What is surprising, perhaps, is 2015 being the first year that Shakespeare’s Globe is joining the crowd. It’s not quite the Bard they’re bringing, though: instead, this is Shakespeare Untold.
This is Romeo and Juliet from the perspective of the Party Planner and Titus Andronicus from the Piemaker, with writers Harper Ray and Adam Sibbald asking what happens when you shift the lens on these famous plays.
“Knowing a play, people can have preconceptions,” Ray tells me on choosing to tell these untold stories. “Even not knowing the play can be intimidating. New work levels the playing field.”
Of course, Shakespeare remains at the heart of the work. “The themes and emotions of Shakespeare’s plays are very real for each of us,” he says. Through re-examination, these themes become open and exciting to a whole new family audience. “A new character meant we could hear the story from a different perspective. They talk to the audience as friends, including and exciting them while staying true.”
Titus Andronicus, concedes Ray, is “not necessarily the obvious choice” for re-examination or for children’s theatre. But then, perhaps that’s exactly why it should be chosen. “People baked in a pie?” he says. “Classic fairy story fare.”
“It doesn’t matter if you know either of the plays. These are stand-alone works that assume nothing. The characters tell you a complete story: their own story. It just so happens that their story reveals the key moments, characters, themes and even language of Shakespeare’s play."
Titus Andronicus is a popular pick of this year’s festival, with productions by Cambridge Shakespeare Collective, Tripped Theatre, China’s WeAct, and Smooth Faced Gentlemen’s all-female cast. And, of course, Romeo and Juliet gets a look in as ever: with N6 Productions, the American High School Theatre Festival’s Latino take, and Captive Theatre at the Spiegeltent.

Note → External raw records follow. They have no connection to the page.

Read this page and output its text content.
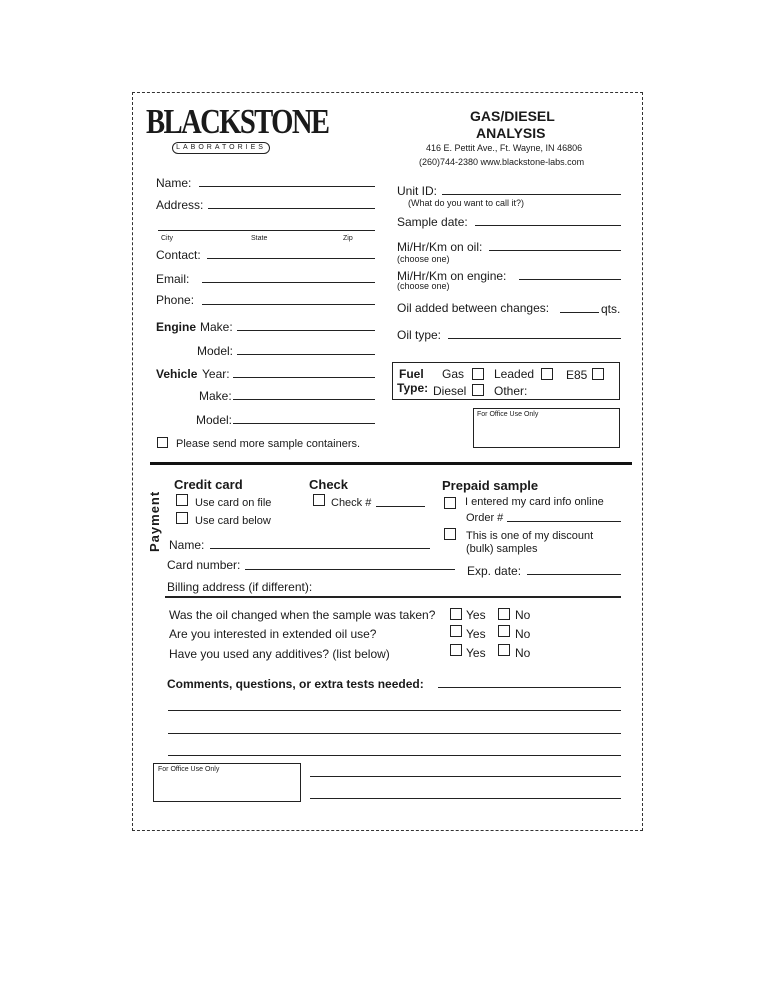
BLACKSTONE
LABORATORIES
GAS/DIESEL
ANALYSIS
416 E. Pettit Ave., Ft. Wayne, IN 46806
(260)744-2380 www.blackstone-labs.com
Name:
Address:
City	State	Zip
Contact:
Email:
Phone:
Engine Make:
Model:
Vehicle Year:
Make:
Model:
Please send more sample containers.
Unit ID:
(What do you want to call it?)
Sample date:
Mi/Hr/Km on oil:
(choose one)
Mi/Hr/Km on engine:
(choose one)
Oil added between changes:	qts.
Oil type:
Fuel
Type:
Gas Leaded	E85
Diesel Other:
For Office Use Only
Payment
Credit card
Use card on file
Use card below
Check
Check #
Prepaid sample
I entered my card info online
Order #
This is one of my discount
(bulk) samples
Name:
Card number:	Exp. date:
Billing address (if different):
Was the oil changed when the sample was taken?	Yes No
Are you interested in extended oil use?	Yes No
Have you used any additives? (list below)	Yes No
Comments, questions, or extra tests needed:
For Office Use Only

And although this may be the Globe’s first time to the Edinburgh Fringe, it’s hardly Ray’s. “I love the Fringe and have been coming since my days as a student,” he says. “It’s obviously a great honour for Adam Sibbald and myself to be charged with co-creating the Globe’s debut.”pro
The festival, he says, “gives the Globe a chance to connect with completely new audiences: those who arrive in unimaginable numbers to be part of the most exciting arts event in the world. Shakespeare Untold couldn’t have hoped for a better first outing than this.”